In the present study, topical application of Astragalus significantly enhanced the wound healing rate as assessed by the increase in collagen synthesis in wound tissues, a finding similar to Qian et al.’s study [52]. Histological findings also showed enhanced proliferation of fibroblasts and epithelialization; they were significantly better in the extract group than in other groups. Hydroxyproline level measurement of the wound is a biomarker of the amount of collagen in the tissues (cellular repair building materials) [53]. Moreover, in the current study, collagen was evaluated by Masson’s trichrome stain, and fibrosis indicated collagen bonds.

Afonso et al. evaluated the in vitro wound healing activity by scratch assay on the NHDF cell line [54]. The rate of closing the wound was measured, and cells’ migration demonstrated the wound healing. In the current study, the medium dose of treatment was selected based on toxicity evaluation by MTT assay. Obviously, wound migration and closing of the scratch were observed, especially in the extract group, for 8 h after treatment with the Astragalus extract in comparison with control samples, which indicated a faster rate of wound healing.

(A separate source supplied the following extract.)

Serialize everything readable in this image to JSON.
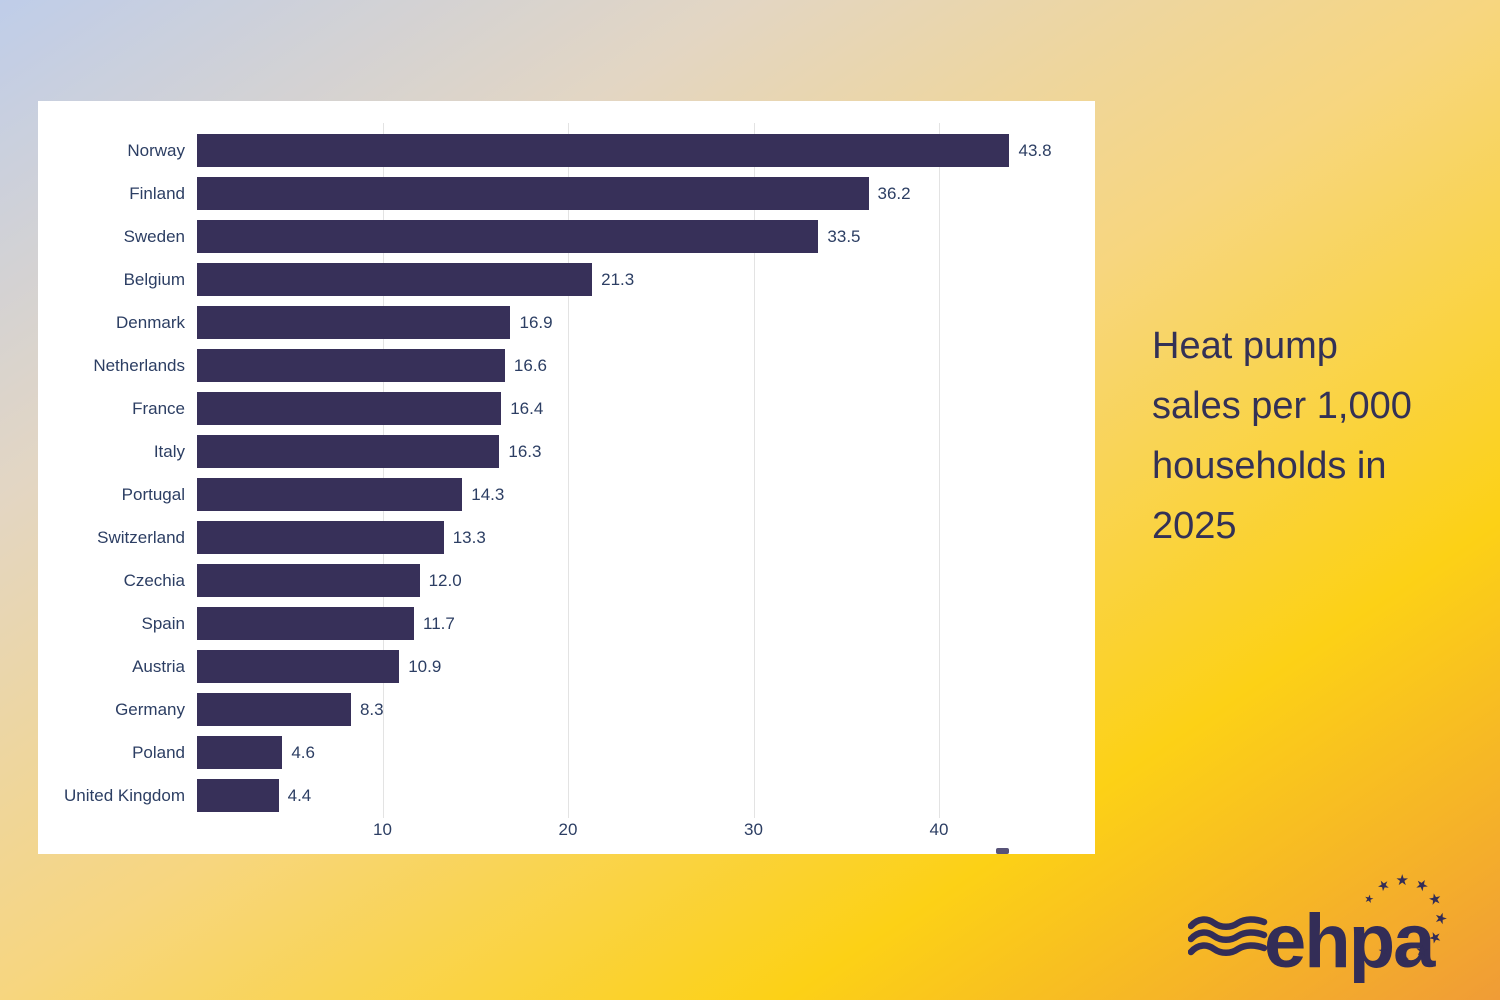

Overall, for future studies, it is suggested to measure the proinflammatory cytokine to evaluate the wound inflammation and study the extract’s antimicrobial and antifungal activity. Due to the limitation of our study to isolate isoflavone glycoside from the extract, it is better to evaluate each of the LC/MS result compounds for wound healing analysis in future studies.

5. Conclusion

Astragalus microcephalus showed wound healing activity in vivo and in vitro due to flavonoids (especially isoflavonoids) presented in the extract. These flavonoids have a high affinity for ERs α and β, act similar to estrogen in the skin tissue, and accelerate the wound healing process.

Data Availability

All materials, such as rats, silver sulfadiazine, Vaseline, microbial medium cultures, and ethanol for extraction, were provided by the Mazandaran University of Medical Science. Data were obtained from laboratories of the Mazandaran University of Medical Science, such as pathology and serology laboratories.

Conflicts of Interest

The authors declare that they have no conflicts of interest.


The authors would like to express their gratitude to any individuals who helped to conduct this study.